In any case, the end result of Chalfant’s biography is that Adams appears to have the last laugh over his contemporaries. His pedigree and intellectualism might have been as showy as the begonia’s, and he might have been peevish on the subject of money-grubbing capitalists, but he was remarkably accurate in his prognostications and, as Chalfant shows, extraordinarily powerful behind the scenes, inordinately full of life and interests, and beloved by his intimates. His myriad undercover activities are still coming to light–and will doubtless continue to do so. Adams may have “failed” to become President, but after reading Chalfant’s biography, we are left with the impression that he succeeded remarkably well at the game of life–despite the vicissitudes of his twentieth-century “multiverse.”

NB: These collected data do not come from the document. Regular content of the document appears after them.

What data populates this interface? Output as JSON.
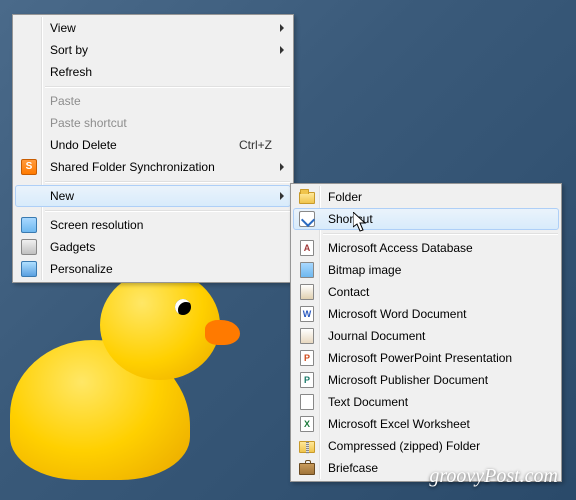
{
  "contextMenu": {
    "view": {
      "label": "View",
      "hasSubmenu": true
    },
    "sortBy": {
      "label": "Sort by",
      "hasSubmenu": true
    },
    "refresh": {
      "label": "Refresh"
    },
    "paste": {
      "label": "Paste",
      "disabled": true
    },
    "pasteShort": {
      "label": "Paste shortcut",
      "disabled": true
    },
    "undo": {
      "label": "Undo Delete",
      "accel": "Ctrl+Z"
    },
    "sharedSync": {
      "label": "Shared Folder Synchronization",
      "hasSubmenu": true,
      "icon": "s-icon"
    },
    "new": {
      "label": "New",
      "hasSubmenu": true,
      "highlighted": true
    },
    "screenRes": {
      "label": "Screen resolution",
      "icon": "screen-icon"
    },
    "gadgets": {
      "label": "Gadgets",
      "icon": "gadget-icon"
    },
    "personalize": {
      "label": "Personalize",
      "icon": "personalize-icon"
    }
  },
  "newSubmenu": {
    "folder": {
      "label": "Folder",
      "icon": "folder-icon"
    },
    "shortcut": {
      "label": "Shortcut",
      "icon": "shortcut-icon",
      "highlighted": true
    },
    "access": {
      "label": "Microsoft Access Database",
      "icon": "access-icon",
      "letter": "A",
      "color": "#a03a3a"
    },
    "bitmap": {
      "label": "Bitmap image",
      "icon": "bitmap-icon",
      "letter": "",
      "color": "#4a8ac0"
    },
    "contact": {
      "label": "Contact",
      "icon": "contact-icon",
      "letter": "",
      "color": "#888"
    },
    "word": {
      "label": "Microsoft Word Document",
      "icon": "word-icon",
      "letter": "W",
      "color": "#2a5ac0"
    },
    "journal": {
      "label": "Journal Document",
      "icon": "journal-icon",
      "letter": "",
      "color": "#8a6a4a"
    },
    "ppt": {
      "label": "Microsoft PowerPoint Presentation",
      "icon": "ppt-icon",
      "letter": "P",
      "color": "#d04a1a"
    },
    "publisher": {
      "label": "Microsoft Publisher Document",
      "icon": "pub-icon",
      "letter": "P",
      "color": "#1a7a6a"
    },
    "text": {
      "label": "Text Document",
      "icon": "text-icon",
      "letter": "",
      "color": "#888"
    },
    "excel": {
      "label": "Microsoft Excel Worksheet",
      "icon": "excel-icon",
      "letter": "X",
      "color": "#1a7a3a"
    },
    "zip": {
      "label": "Compressed (zipped) Folder",
      "icon": "zip-icon"
    },
    "briefcase": {
      "label": "Briefcase",
      "icon": "briefcase-icon"
    }
  },
  "watermark": "groovyPost.com"
}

In the last decade of his life, he traipsed around France searching for the Virgin’s stained glass, and he continually annotated and revised his master and traveling copies of the Education. Chalfant undertook a massive search for the master copy, but it appears to have disappeared somewhere in Florence. Elizabeth Cameron, the nieces and some nephews were Adams’s intermittent companions. In his mid-70s, in the teens of this past century, he found a new motive force in the form of medieval chansons. Despite failing eyesight, he scoured the libraries of Europe for forgotten scripts and mobilized his friends to do the same. Aileen Tone, a singer and devoted companion of his last years, sang him to sleep each night with a selection of his favorite chansons to the Virgin. It was to her he gave the master copy of the Education. Occasionally, Bernhard Berenson visited, and he too listened to the songs, in presumably respectful silence. In Washington the young Eleanor Roosevelt, who also lived on the Square, visited and recorded some of Adams’s witticisms for posterity. The bevy of nieces came as well. According to Chalfant, so did a string of publishers eager for the Education that Adams still refused to relinquish to the public.
World War I, which Adams took as a personal failure and which proved his apocalyptic theories all too correct, brought on the nervous collapse that had already felled so many of his friends. Nonetheless, he wrote to Elizabeth Cameron that despite the fact that the world was now insisting on killing itself, he and she had been fortune’s beneficiaries: “It has been a wonderful picnic. We have flitted from one strange scene to another…. We have really lived and seen life. I had no idea I had so much life left in me.”